ALTO, Texas (KTRE) - The Alto Independent School District is hoping voters in November will help the district pay for a new high school in the wake of a destructive tornado.
A tornado on April 13 severely damaged the Alto High School, making the building uninhabitable for students in the 2019-20 school year.
“The high school is not safe to be in,” said Lee Pearman, a bond steering committee member. “It’s not safe for anybody to be in at this point.”
Students have spent the school year learning in portable buildings on other campus grounds.
“Our students are still transitioning between the math wing and our ag buildings, so with that being able to have a more secure campus is definitely much-needed," said Shanequa Redd-Dorsey, Alto High School principal.
School district leaders said they exhausted all other options before presenting voters with a $10.5 million bond that would help pay for a new high school.
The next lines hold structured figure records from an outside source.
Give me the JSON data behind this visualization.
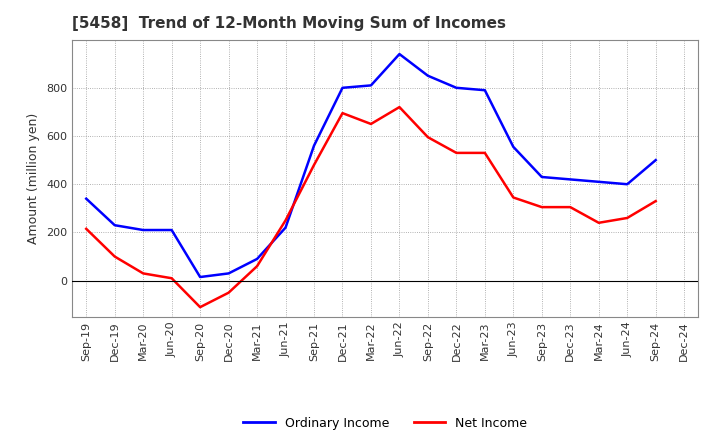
{
  "title": "[5458]  Trend of 12-Month Moving Sum of Incomes",
  "ylabel": "Amount (million yen)",
  "x_labels": [
    "Sep-19",
    "Dec-19",
    "Mar-20",
    "Jun-20",
    "Sep-20",
    "Dec-20",
    "Mar-21",
    "Jun-21",
    "Sep-21",
    "Dec-21",
    "Mar-22",
    "Jun-22",
    "Sep-22",
    "Dec-22",
    "Mar-23",
    "Jun-23",
    "Sep-23",
    "Dec-23",
    "Mar-24",
    "Jun-24",
    "Sep-24",
    "Dec-24"
  ],
  "ordinary_income": [
    340,
    230,
    210,
    210,
    15,
    30,
    90,
    220,
    560,
    800,
    810,
    940,
    850,
    800,
    790,
    555,
    430,
    420,
    410,
    400,
    500,
    null
  ],
  "net_income": [
    215,
    100,
    30,
    10,
    -110,
    -50,
    60,
    250,
    480,
    695,
    650,
    720,
    595,
    530,
    530,
    345,
    305,
    305,
    240,
    260,
    330,
    null
  ],
  "ordinary_color": "#0000FF",
  "net_color": "#FF0000",
  "ylim_min": -150,
  "ylim_max": 1000,
  "yticks": [
    0,
    200,
    400,
    600,
    800
  ],
  "background_color": "#FFFFFF",
  "grid_color": "#999999",
  "title_fontsize": 11,
  "ylabel_fontsize": 9,
  "tick_fontsize": 8,
  "legend_fontsize": 9
}
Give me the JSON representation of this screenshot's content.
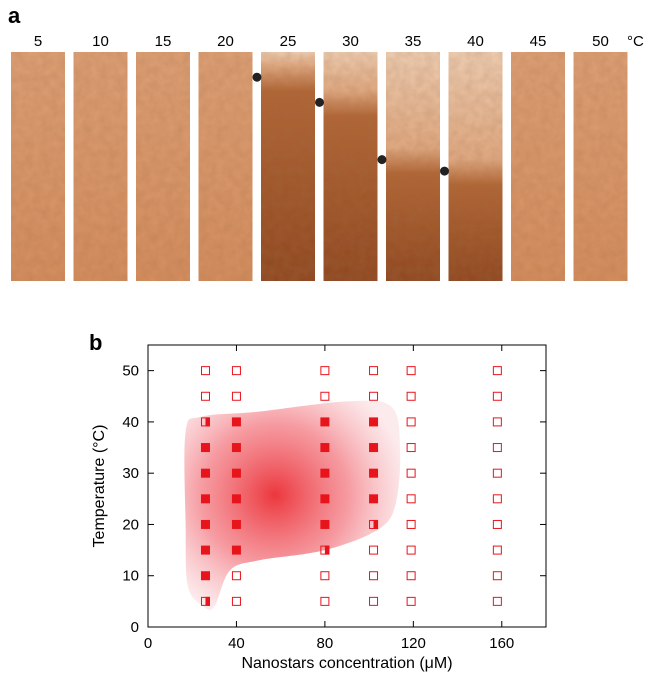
{
  "panel_a": {
    "label": "a",
    "unit": "°C",
    "strips": [
      {
        "temperature": "5",
        "boundary": null
      },
      {
        "temperature": "10",
        "boundary": null
      },
      {
        "temperature": "15",
        "boundary": null
      },
      {
        "temperature": "20",
        "boundary": null
      },
      {
        "temperature": "25",
        "boundary": 0.11
      },
      {
        "temperature": "30",
        "boundary": 0.22
      },
      {
        "temperature": "35",
        "boundary": 0.47
      },
      {
        "temperature": "40",
        "boundary": 0.52
      },
      {
        "temperature": "45",
        "boundary": null
      },
      {
        "temperature": "50",
        "boundary": null
      }
    ],
    "colors": {
      "light": "#dfa177",
      "dark": "#8f4520",
      "pale": "#f1d0b4",
      "dot": "#222222"
    }
  },
  "chart_data": {
    "type": "scatter",
    "label": "b",
    "xlabel": "Nanostars concentration (μM)",
    "ylabel": "Temperature (°C)",
    "xlim": [
      0,
      180
    ],
    "ylim": [
      0,
      55
    ],
    "xticks": [
      0,
      40,
      80,
      120,
      160
    ],
    "yticks": [
      0,
      10,
      20,
      30,
      40,
      50
    ],
    "grid": false,
    "marker_color": "#e8141b",
    "series": [
      {
        "x": 26,
        "points": [
          {
            "y": 5,
            "state": "half"
          },
          {
            "y": 10,
            "state": "filled"
          },
          {
            "y": 15,
            "state": "filled"
          },
          {
            "y": 20,
            "state": "filled"
          },
          {
            "y": 25,
            "state": "filled"
          },
          {
            "y": 30,
            "state": "filled"
          },
          {
            "y": 35,
            "state": "filled"
          },
          {
            "y": 40,
            "state": "half"
          },
          {
            "y": 45,
            "state": "open"
          },
          {
            "y": 50,
            "state": "open"
          }
        ]
      },
      {
        "x": 40,
        "points": [
          {
            "y": 5,
            "state": "open"
          },
          {
            "y": 10,
            "state": "open"
          },
          {
            "y": 15,
            "state": "filled"
          },
          {
            "y": 20,
            "state": "filled"
          },
          {
            "y": 25,
            "state": "filled"
          },
          {
            "y": 30,
            "state": "filled"
          },
          {
            "y": 35,
            "state": "filled"
          },
          {
            "y": 40,
            "state": "filled"
          },
          {
            "y": 45,
            "state": "open"
          },
          {
            "y": 50,
            "state": "open"
          }
        ]
      },
      {
        "x": 80,
        "points": [
          {
            "y": 5,
            "state": "open"
          },
          {
            "y": 10,
            "state": "open"
          },
          {
            "y": 15,
            "state": "half"
          },
          {
            "y": 20,
            "state": "filled"
          },
          {
            "y": 25,
            "state": "filled"
          },
          {
            "y": 30,
            "state": "filled"
          },
          {
            "y": 35,
            "state": "filled"
          },
          {
            "y": 40,
            "state": "filled"
          },
          {
            "y": 45,
            "state": "open"
          },
          {
            "y": 50,
            "state": "open"
          }
        ]
      },
      {
        "x": 102,
        "points": [
          {
            "y": 5,
            "state": "open"
          },
          {
            "y": 10,
            "state": "open"
          },
          {
            "y": 15,
            "state": "open"
          },
          {
            "y": 20,
            "state": "half"
          },
          {
            "y": 25,
            "state": "filled"
          },
          {
            "y": 30,
            "state": "filled"
          },
          {
            "y": 35,
            "state": "filled"
          },
          {
            "y": 40,
            "state": "filled"
          },
          {
            "y": 45,
            "state": "open"
          },
          {
            "y": 50,
            "state": "open"
          }
        ]
      },
      {
        "x": 119,
        "points": [
          {
            "y": 5,
            "state": "open"
          },
          {
            "y": 10,
            "state": "open"
          },
          {
            "y": 15,
            "state": "open"
          },
          {
            "y": 20,
            "state": "open"
          },
          {
            "y": 25,
            "state": "open"
          },
          {
            "y": 30,
            "state": "open"
          },
          {
            "y": 35,
            "state": "open"
          },
          {
            "y": 40,
            "state": "open"
          },
          {
            "y": 45,
            "state": "open"
          },
          {
            "y": 50,
            "state": "open"
          }
        ]
      },
      {
        "x": 158,
        "points": [
          {
            "y": 5,
            "state": "open"
          },
          {
            "y": 10,
            "state": "open"
          },
          {
            "y": 15,
            "state": "open"
          },
          {
            "y": 20,
            "state": "open"
          },
          {
            "y": 25,
            "state": "open"
          },
          {
            "y": 30,
            "state": "open"
          },
          {
            "y": 35,
            "state": "open"
          },
          {
            "y": 40,
            "state": "open"
          },
          {
            "y": 45,
            "state": "open"
          },
          {
            "y": 50,
            "state": "open"
          }
        ]
      }
    ],
    "region_outline": [
      [
        25,
        4
      ],
      [
        18,
        8
      ],
      [
        17,
        20
      ],
      [
        17,
        38
      ],
      [
        24,
        41
      ],
      [
        50,
        42
      ],
      [
        90,
        44
      ],
      [
        110,
        43
      ],
      [
        114,
        35
      ],
      [
        112,
        24
      ],
      [
        104,
        19
      ],
      [
        80,
        15
      ],
      [
        50,
        13
      ],
      [
        37,
        11
      ],
      [
        30,
        4
      ]
    ],
    "region_center": [
      55,
      28
    ]
  }
}
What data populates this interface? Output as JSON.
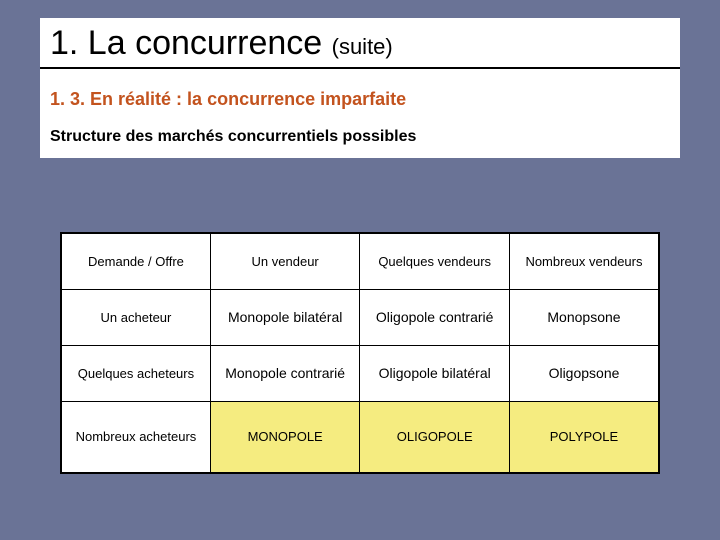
{
  "title_main": "1. La concurrence ",
  "title_suite": "(suite)",
  "subtitle": "1. 3. En réalité : la concurrence imparfaite",
  "subhead": "Structure des marchés concurrentiels possibles",
  "table": {
    "header": [
      "Demande / Offre",
      "Un vendeur",
      "Quelques vendeurs",
      "Nombreux vendeurs"
    ],
    "rows": [
      {
        "head": "Un acheteur",
        "cells": [
          "Monopole bilatéral",
          "Oligopole contrarié",
          "Monopsone"
        ]
      },
      {
        "head": "Quelques acheteurs",
        "cells": [
          "Monopole contrarié",
          "Oligopole bilatéral",
          "Oligopsone"
        ]
      },
      {
        "head": "Nombreux acheteurs",
        "cells": [
          "MONOPOLE",
          "OLIGOPOLE",
          "POLYPOLE"
        ]
      }
    ]
  },
  "colors": {
    "background": "#6a7396",
    "accent": "#c3531e",
    "highlight_bg": "#f5ec80",
    "monopole": "#c3531e",
    "oligopole": "#3a7a3a",
    "polypole": "#2a4aa0"
  }
}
The bond was originally planned closer to Nov. 2022, but the damage done to Alto High School was too much to reconsider.
“The long-range plan had always been in about three years when the elementary was paid off to come back in and ask for a bond to replace the high school," said Pearman. "The storm just sped this process up.”
Bond revenue would pay for the demolition of the existing school and construction of a new school on the same site. Pearman said it’s a way for a small town to take care of a need when it’s denied state storm recovery assistance.
“It makes you feel angry," he added. "When a storm hits us a deaf ear falls upon us.”
Lower property values didn’t place Alto at the threshold to qualify for state funding. Insurance didn’t pay enough for replacement. The district found a bond proposal a feasible option.
“The school in most small communities is the biggest employer and without the schools, the community dries up," Pearman added.
The bond would also pay for a new gymnasium that would be used by all grades in the district.
Early voting continues through Friday, Nov. 1. Election day will be held on Tuesday, Nov. 5.